ACT 1: I guess the first big thing that happened was the Blizzard of ‘77. I was ten. It snowed for a week, and with all the wind off the lake, 75, 80 miles an hour, there were drifts 20 feet deep. People were trapped in their office buildings, their houses, at gas stations, wherever they were. Some died waiting for help to come, some even froze right in their cars, they weren’t even found until a week later, they were still waiting. Outside, you couldn’t tell where you were anymore; the houses, malls, stores, roads, and schools had all disappeared. They declared a state of emergency and sent in the National Guard. People said it was the worst thing that ever happened to Buffalo, all those people that died, all that lost business, but what they didn’t say was that it was the first time most people acted like they were alive, the first time anything really mattered to anyone. Dad and I made tunnels in the snow. We got the guns and put them in the living room, Jennifer was scared as hell until she and mom made a list of everything we had to eat, in case it got any worse. Do you know how much food you have in your house? How much clean water? They worked it all out. I guess it was the only time my mom really acted like a mother, the only time any of it worked the way it was supposed to.
ACT 2: There must have been about 40 of them in the bunker, it was pretty dark from all the smoke, more smoke than you can imagine, we could have just blown the whole thing up, but we let the ones that would surrender come out. They were all in rags, half-starved, worse than beggars. The other ones, most of them really, wouldn’t come out no matter what we tried. So we got in the Bradley and rolled right over it. Then the bulldozers came and buried it, they were doing it all up and down the line. Some guys took pictures. We kept expecting something else to happen, something big. We thought there would be a real army, or some kind of missile attack or something. But there never was. Except for the one guy I picked off from half a mile away, just to see if I could do it, it wasn’t all that different than being in Kansas, only the food sucked. So when people were getting home, all these assholes jumping up and down about how they won, I mean how can you win when you never even fought in the first place? When your dad asks you what you did are you going to say I buried twenty unarmed men under six tons of sand? That’s what I did? Or that you pretended there was a war for nine months and now everyone is pretending we won and so you pretend like you won too? What are you supposed to do? So you go with it, just like always. Everyone makes decisions every fucking minute. A million decisions whether they admit to it or not. We agreed to be there. What happens when people stop agreeing?

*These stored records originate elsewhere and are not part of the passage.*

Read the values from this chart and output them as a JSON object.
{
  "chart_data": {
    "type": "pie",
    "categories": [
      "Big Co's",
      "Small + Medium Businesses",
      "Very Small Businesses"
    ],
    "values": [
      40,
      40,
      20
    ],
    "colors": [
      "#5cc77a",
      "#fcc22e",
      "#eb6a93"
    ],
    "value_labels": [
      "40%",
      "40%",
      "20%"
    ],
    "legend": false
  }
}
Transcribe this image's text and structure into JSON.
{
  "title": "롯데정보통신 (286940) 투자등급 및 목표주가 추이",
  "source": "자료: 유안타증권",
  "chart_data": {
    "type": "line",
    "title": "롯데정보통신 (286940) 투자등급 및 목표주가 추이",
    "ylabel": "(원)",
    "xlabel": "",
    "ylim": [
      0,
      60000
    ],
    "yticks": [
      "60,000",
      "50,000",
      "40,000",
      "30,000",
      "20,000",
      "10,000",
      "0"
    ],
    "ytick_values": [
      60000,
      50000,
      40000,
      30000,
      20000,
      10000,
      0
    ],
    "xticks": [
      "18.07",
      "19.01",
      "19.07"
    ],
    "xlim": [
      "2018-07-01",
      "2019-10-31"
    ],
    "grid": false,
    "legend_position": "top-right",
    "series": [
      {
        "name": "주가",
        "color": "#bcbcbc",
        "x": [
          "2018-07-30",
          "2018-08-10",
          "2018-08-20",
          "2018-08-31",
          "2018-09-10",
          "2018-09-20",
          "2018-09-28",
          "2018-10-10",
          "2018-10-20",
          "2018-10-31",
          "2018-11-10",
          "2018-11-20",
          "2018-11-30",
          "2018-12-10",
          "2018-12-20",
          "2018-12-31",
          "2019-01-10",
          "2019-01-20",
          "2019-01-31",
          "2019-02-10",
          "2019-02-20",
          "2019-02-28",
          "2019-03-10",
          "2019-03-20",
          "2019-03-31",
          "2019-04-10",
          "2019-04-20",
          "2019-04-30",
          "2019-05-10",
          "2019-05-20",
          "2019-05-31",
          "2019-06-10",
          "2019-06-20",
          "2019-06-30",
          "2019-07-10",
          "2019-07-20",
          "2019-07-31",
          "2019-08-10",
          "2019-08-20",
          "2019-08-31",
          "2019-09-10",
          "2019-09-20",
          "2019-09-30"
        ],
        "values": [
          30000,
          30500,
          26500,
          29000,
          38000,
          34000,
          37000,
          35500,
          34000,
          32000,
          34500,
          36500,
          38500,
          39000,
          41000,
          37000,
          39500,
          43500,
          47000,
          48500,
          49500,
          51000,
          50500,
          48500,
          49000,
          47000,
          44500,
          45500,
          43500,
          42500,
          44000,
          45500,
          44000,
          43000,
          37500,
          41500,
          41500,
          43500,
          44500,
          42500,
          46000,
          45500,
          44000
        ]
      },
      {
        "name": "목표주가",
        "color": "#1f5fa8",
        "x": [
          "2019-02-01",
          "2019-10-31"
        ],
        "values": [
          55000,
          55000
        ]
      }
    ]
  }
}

ACT 3: As of April 23, 1995, I am no longer waiting. I am no longer waiting for America, if there is an America, to wake up. I am no longer waiting for my guns to be made illegal and my phone to be tapped. I am no longer waiting for the television to start telling the truth. I am no longer waiting for justice to be handed down from God. I am no longer waiting for people with no education and no future to figure out right from wrong. I am no longer waiting for Terry and James and all those fat-ass white army fucks to get their shit together. I am no longer waiting for the few good people to lose their jobs and homes while all the liberals and welfare cheats steal everything they worked for their whole lives. I am no longer waiting for the prisons to fill up and the cities to burn down. I am no longer waiting for something else to happen. I am no longer waiting for the war to begin.
Dreamland is a fictionalized account of the life of Tim McVeigh, the Oklahoma City bomber. Ending moments before the explosion that killed 168 people, Dreamland unfolds the tragic logic of a terrorist’s life, re-imagining the time and place that could produce such a person. The screenplay is based on both the public record and speculation (such as the fictional internal monologue that serves here as a synopsis) about McVeigh’s internal life.